Britain’s engineering major Rolls Royce and DRDO have been working on developing an engine for military jets and the UK is keen on many such joint projects, British Defence Secretary Sir Michael Fallon said today.
After holding talks with Defence Minister Arun Jaitley, he said Britain has also agreed to having defence equipment cooperation with India for collaboration in developing military hardware, including air defence missile systems.
Sir Michael said the two sides also agreed to cooperate in readying aircraft carriers, which are under construction, for sea trials. The cooperation will cover technical aspects, training regimes and doctrines on deployment of the aircraft carriers.
On the jet engine project, Stephen Phipson, head of the UK’s defence and security organisation in the departnment of international trade, said the gas turbine engine will have high-class military technology without elaborating on details.
“Together we can build one of the most efficient jet engines,” he said.
Sir Michael, here on a four-day visit, stressed on deeper bilateral ties in defence production notwithstanding UK’s strict export control regime. He said the British government had approved 99 per cent of all export licences for defence supplies to India last year.

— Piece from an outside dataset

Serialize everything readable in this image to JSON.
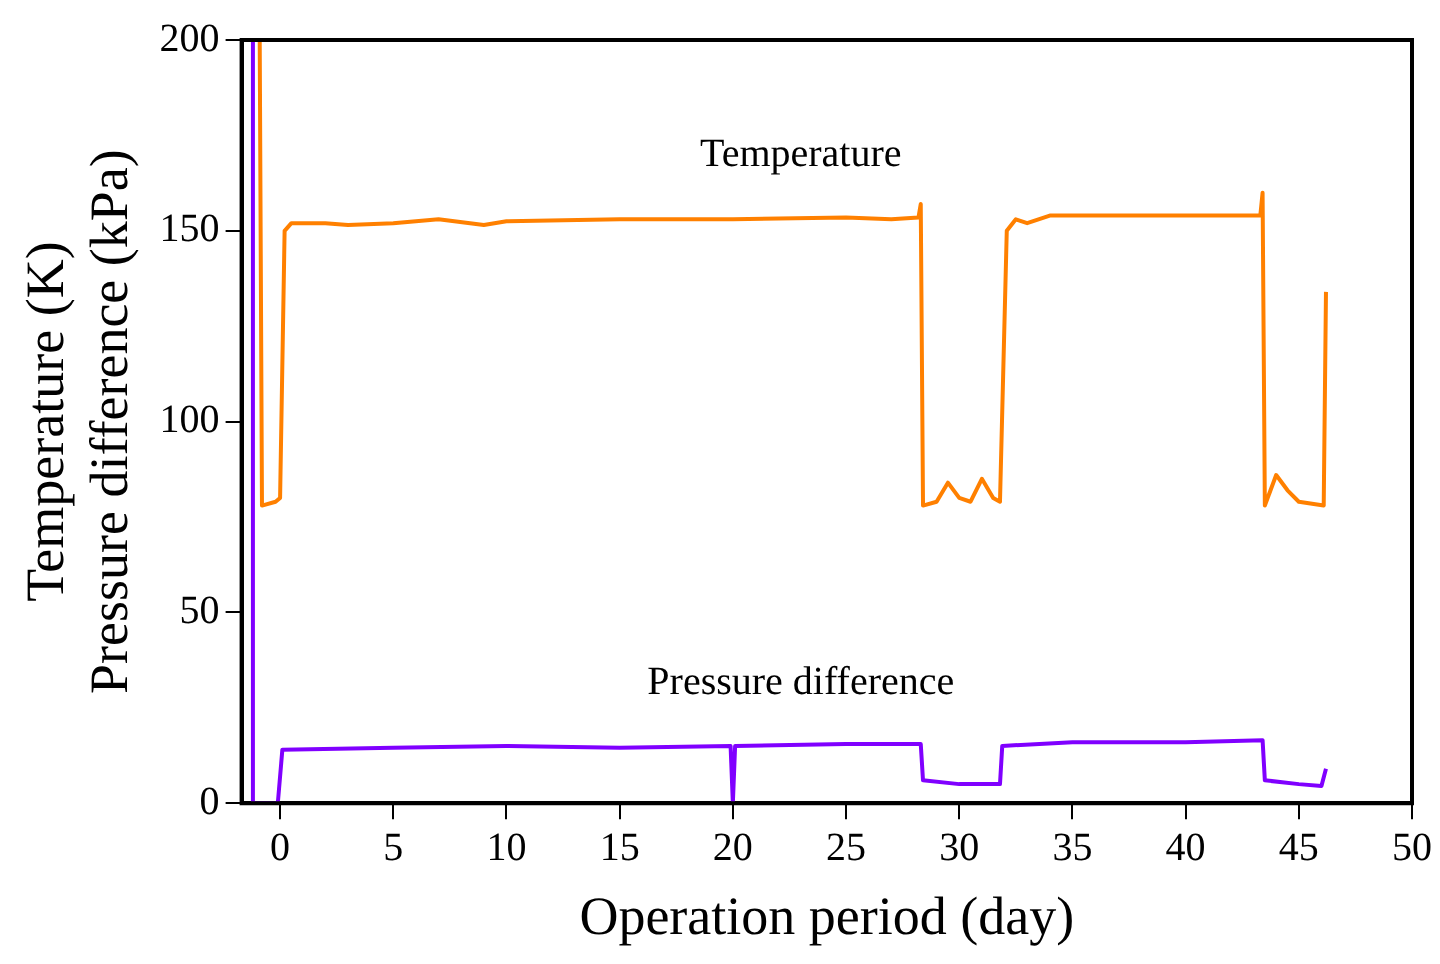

“We want to see collaboration between our defence companies so that they can use India as launchpad for export to third countries,” he said.
Replying to a question, he said there was no specific talks on fighter aircraft.

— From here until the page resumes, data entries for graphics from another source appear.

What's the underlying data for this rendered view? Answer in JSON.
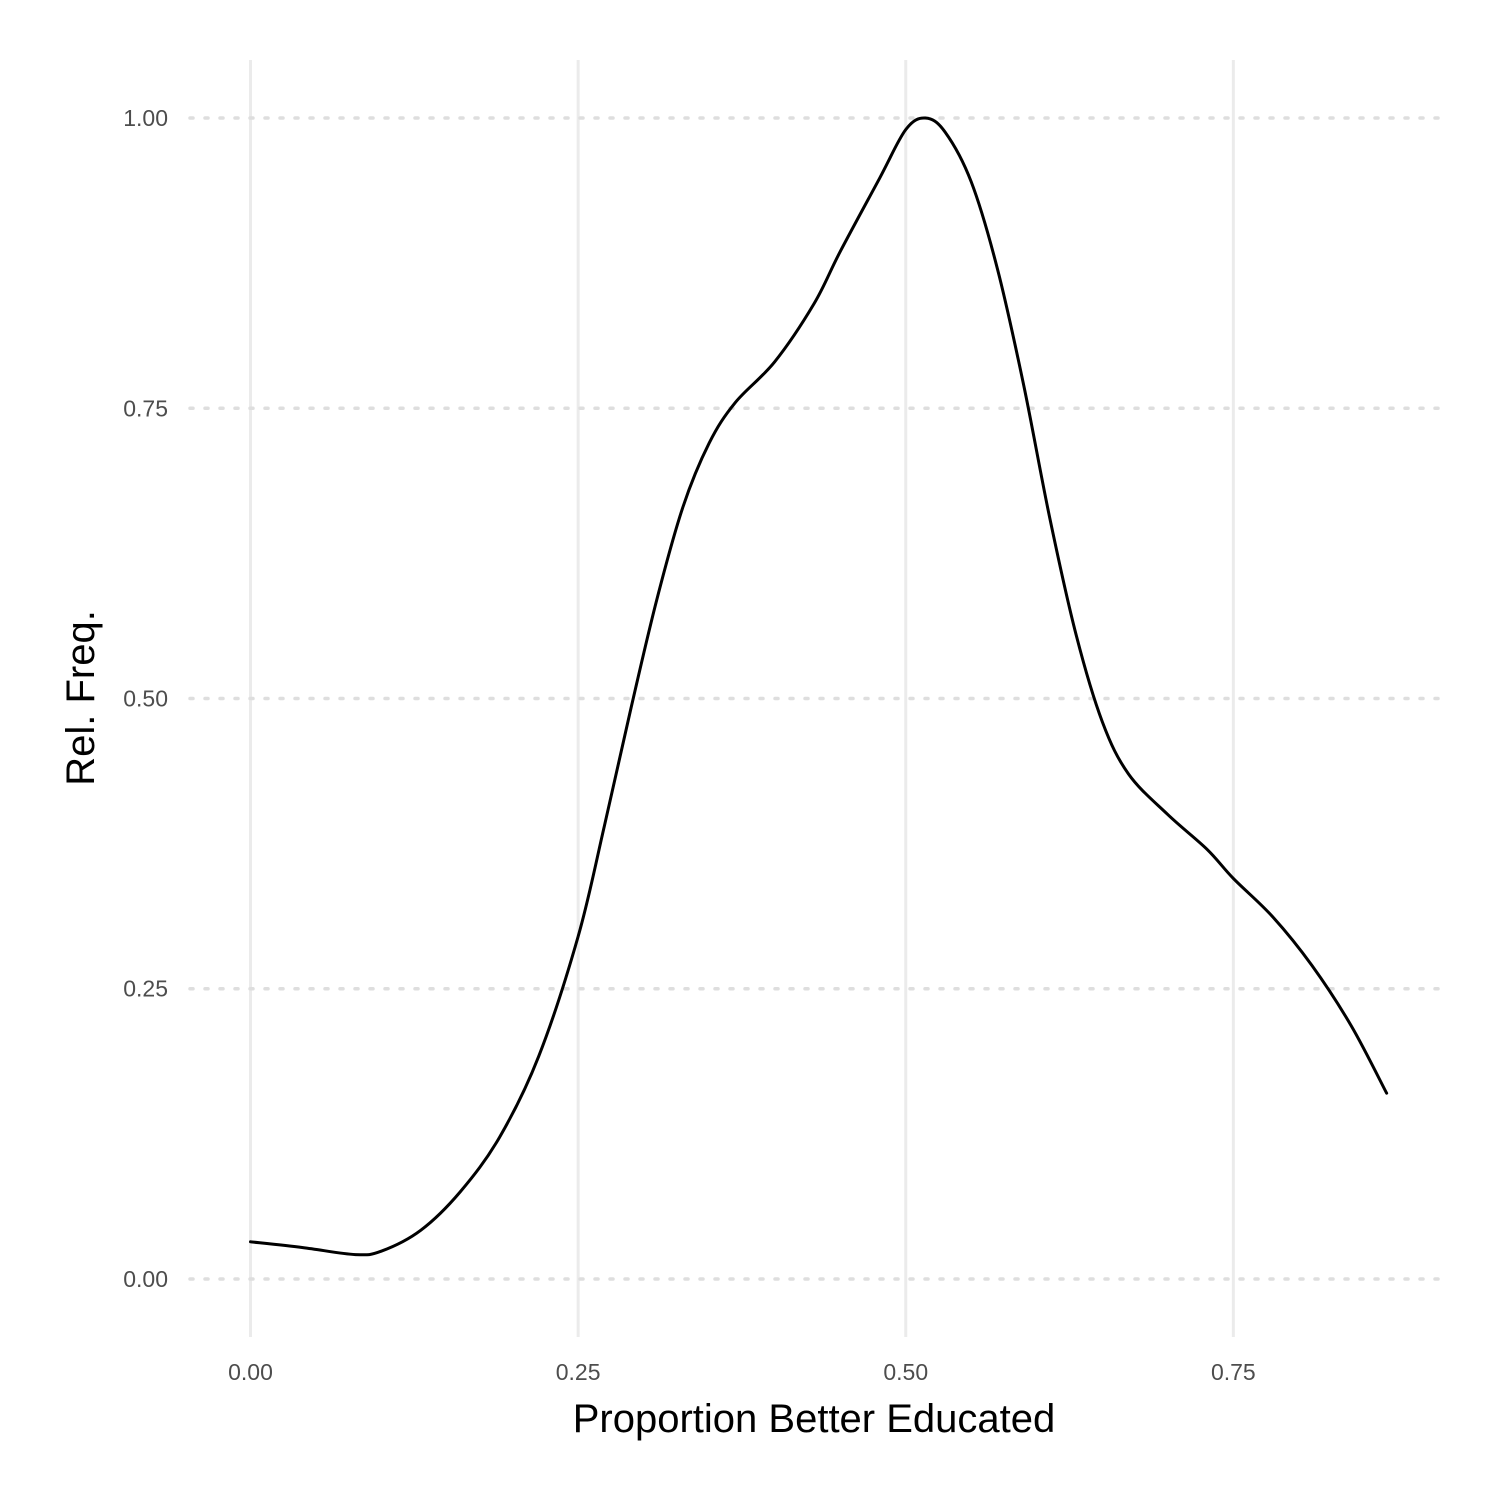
{
  "chart_data": {
    "type": "line",
    "title": "",
    "xlabel": "Proportion Better Educated",
    "ylabel": "Rel. Freq.",
    "xlim": [
      -0.05,
      0.91
    ],
    "ylim": [
      -0.05,
      1.05
    ],
    "x_ticks": [
      {
        "value": 0.0,
        "label": "0.00"
      },
      {
        "value": 0.25,
        "label": "0.25"
      },
      {
        "value": 0.5,
        "label": "0.50"
      },
      {
        "value": 0.75,
        "label": "0.75"
      }
    ],
    "y_ticks": [
      {
        "value": 0.0,
        "label": "0.00"
      },
      {
        "value": 0.25,
        "label": "0.25"
      },
      {
        "value": 0.5,
        "label": "0.50"
      },
      {
        "value": 0.75,
        "label": "0.75"
      },
      {
        "value": 1.0,
        "label": "1.00"
      }
    ],
    "grid": true,
    "legend": "none",
    "line_color": "#000000",
    "series": [
      {
        "x": [
          0.0,
          0.04,
          0.08,
          0.1,
          0.13,
          0.16,
          0.19,
          0.22,
          0.25,
          0.27,
          0.29,
          0.31,
          0.33,
          0.35,
          0.37,
          0.4,
          0.43,
          0.45,
          0.48,
          0.5,
          0.515,
          0.53,
          0.55,
          0.57,
          0.59,
          0.61,
          0.63,
          0.65,
          0.67,
          0.7,
          0.73,
          0.75,
          0.78,
          0.81,
          0.84,
          0.867
        ],
        "y": [
          0.032,
          0.027,
          0.021,
          0.024,
          0.042,
          0.075,
          0.122,
          0.192,
          0.295,
          0.39,
          0.49,
          0.585,
          0.665,
          0.72,
          0.755,
          0.79,
          0.84,
          0.885,
          0.948,
          0.99,
          1.0,
          0.988,
          0.945,
          0.87,
          0.77,
          0.655,
          0.555,
          0.48,
          0.435,
          0.4,
          0.37,
          0.345,
          0.312,
          0.27,
          0.218,
          0.16
        ]
      }
    ]
  }
}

The Defence Secretary said the two countries agreed to continue bilateral defence exercises. Army, navy and air force of the two nations will have exercises this year.

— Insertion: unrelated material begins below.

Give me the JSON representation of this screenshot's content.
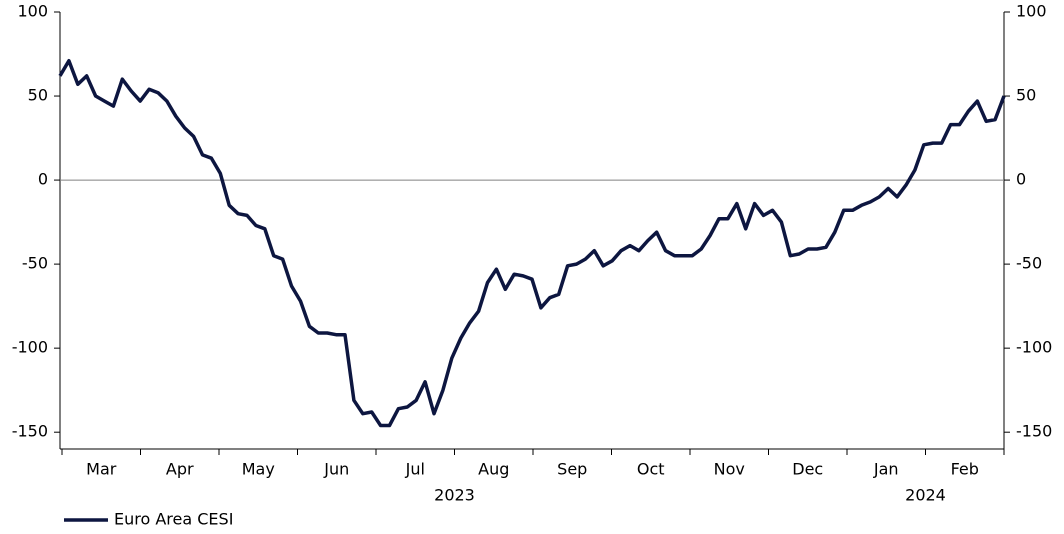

The British Defence Secretary said the two sides resolved to ramp up cooperation to contain cyber crime, particularly in the financial services sector.
Identifying terrorism as a major threat, he said Britain wants to deepen cooperation with India in fighting the menace.
Referring to Afghanistan, he said the UK will work with India and other governments in the region to bring down tension in the war-ravaged country.
Asked about alleged corruption involving a British defence firm which is active in India, he refused to comment.